Он кинул тубу через стол, и Эйстен ловко поймал ее.
— Я пошутил насчет «Under My Thumb».
Эйстен положил тубу на край стола и нагнулся завязать шнурки на старых, ужасно грязных лыжных ботинках «Пума».
— Да знаю. Как там Ракель? — спросил он.
Харри пожал плечами.
— Ты от этого такой грустный?
— Возможно, — ответил Харри. — Мне тут предложили работу, и не знаю, смогу ли я отказаться.
— Значит, это явно не работа таксиста. Или предлагал не мой шеф.
Харри улыбнулся.
— Извини, но из меня плохой советчик по вопросам трудоустройства. — Эйстен встал. — Флунипам оставляю здесь. Поступай, как знаешь.
Метрдотель с головы до ног изучил человека перед собой. За тридцать лет работы у него выработался своего рода нюх на неприятности, а от этого человека неприятностями разило за версту. Не то чтобы всякая неприятность была во вред — гостям «Театрального кафе» как раз не хватало хорошего скандала, но это должна быть правильная неприятность. Например, когда молодой артист с галереи нараспев заявляет, что он из поколения новых талантов, а хорошее вино можно пить и без многолетней выдержки. Или бывший исполнитель главных ролей из Национального театра провозглашает, что ничего хорошего не может сказать о финансисте за соседним столиком, разве только то, что он гомосексуалист и посему не склонен к размножению. Ну а то, что сейчас лицезрел метрдотель, не обещало скандала. Просто скучная неприятность: неоплаченный счет, храп под столом или потасовка. Сначала он по внешним признакам (грубые черные джинсы, красный нос и бритый череп) принял его за пьяного рабочего сцены, который собрался в родимый погребок. Но когда тот спросил Вилли Барли, возникло подозрение, что это какая-нибудь помойная крыса из журналистского погребка под уличным рестораном с говорящим названием «Толчок». Метрдотель не испытывал никакого уважения к грызунам, которые беспардонно теребят то, что осталось от бедняги Барли после исчезновения его очаровательной супруги.

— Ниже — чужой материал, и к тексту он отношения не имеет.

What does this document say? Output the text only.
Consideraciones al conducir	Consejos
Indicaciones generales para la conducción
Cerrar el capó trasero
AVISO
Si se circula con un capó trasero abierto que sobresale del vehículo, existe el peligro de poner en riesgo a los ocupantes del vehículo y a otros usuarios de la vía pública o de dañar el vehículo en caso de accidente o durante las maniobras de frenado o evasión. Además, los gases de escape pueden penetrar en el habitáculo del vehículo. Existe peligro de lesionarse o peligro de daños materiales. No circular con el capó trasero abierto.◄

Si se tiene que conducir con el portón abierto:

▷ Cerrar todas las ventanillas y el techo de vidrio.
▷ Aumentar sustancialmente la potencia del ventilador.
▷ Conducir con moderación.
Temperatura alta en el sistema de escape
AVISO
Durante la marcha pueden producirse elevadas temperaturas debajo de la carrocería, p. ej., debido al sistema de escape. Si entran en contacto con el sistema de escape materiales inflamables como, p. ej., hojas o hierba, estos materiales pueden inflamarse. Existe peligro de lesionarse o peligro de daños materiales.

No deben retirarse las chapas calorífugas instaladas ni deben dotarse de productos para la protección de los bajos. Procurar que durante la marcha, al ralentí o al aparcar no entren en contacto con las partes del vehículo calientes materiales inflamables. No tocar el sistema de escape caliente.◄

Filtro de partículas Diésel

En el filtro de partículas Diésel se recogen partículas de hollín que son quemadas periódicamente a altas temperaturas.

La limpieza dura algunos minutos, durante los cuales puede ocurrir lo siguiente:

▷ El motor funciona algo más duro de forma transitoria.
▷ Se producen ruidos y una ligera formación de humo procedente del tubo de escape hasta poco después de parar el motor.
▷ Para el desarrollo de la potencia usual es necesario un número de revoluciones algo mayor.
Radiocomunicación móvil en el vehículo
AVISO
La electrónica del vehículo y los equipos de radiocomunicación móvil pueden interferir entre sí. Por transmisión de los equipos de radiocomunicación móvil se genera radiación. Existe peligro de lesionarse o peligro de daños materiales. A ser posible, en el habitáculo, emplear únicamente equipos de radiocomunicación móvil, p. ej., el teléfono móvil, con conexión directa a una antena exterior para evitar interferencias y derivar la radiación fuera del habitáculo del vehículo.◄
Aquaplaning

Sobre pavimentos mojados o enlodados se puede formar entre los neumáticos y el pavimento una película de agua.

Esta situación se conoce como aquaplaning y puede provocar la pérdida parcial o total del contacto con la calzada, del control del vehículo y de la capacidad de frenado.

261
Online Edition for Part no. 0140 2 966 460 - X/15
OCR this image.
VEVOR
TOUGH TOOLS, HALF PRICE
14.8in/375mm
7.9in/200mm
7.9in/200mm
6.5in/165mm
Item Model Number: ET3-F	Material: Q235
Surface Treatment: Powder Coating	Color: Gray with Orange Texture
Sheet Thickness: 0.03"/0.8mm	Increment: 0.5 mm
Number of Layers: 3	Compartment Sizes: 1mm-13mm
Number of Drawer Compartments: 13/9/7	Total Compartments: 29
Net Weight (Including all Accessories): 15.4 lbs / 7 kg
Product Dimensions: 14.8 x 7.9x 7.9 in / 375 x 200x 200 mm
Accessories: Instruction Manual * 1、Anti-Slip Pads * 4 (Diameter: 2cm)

— Вы уверены, что означенный человек здесь? — спросил метрдотель.
Он открыл книгу заказов, хотя прекрасно знал, что Барли, как обычно, пришел ровно в десять и сел за свой обычный столик на застекленной веранде, откуда была видна Стортингс-гате. Удивительно было то, что приветливый продюсер впервые изменил себе и пришел в четверг. У метрдотеля даже возникли серьезные опасения насчет его психического здоровья.
— Не надо утруждаться, я его вижу, — заявил человек и исчез внутри.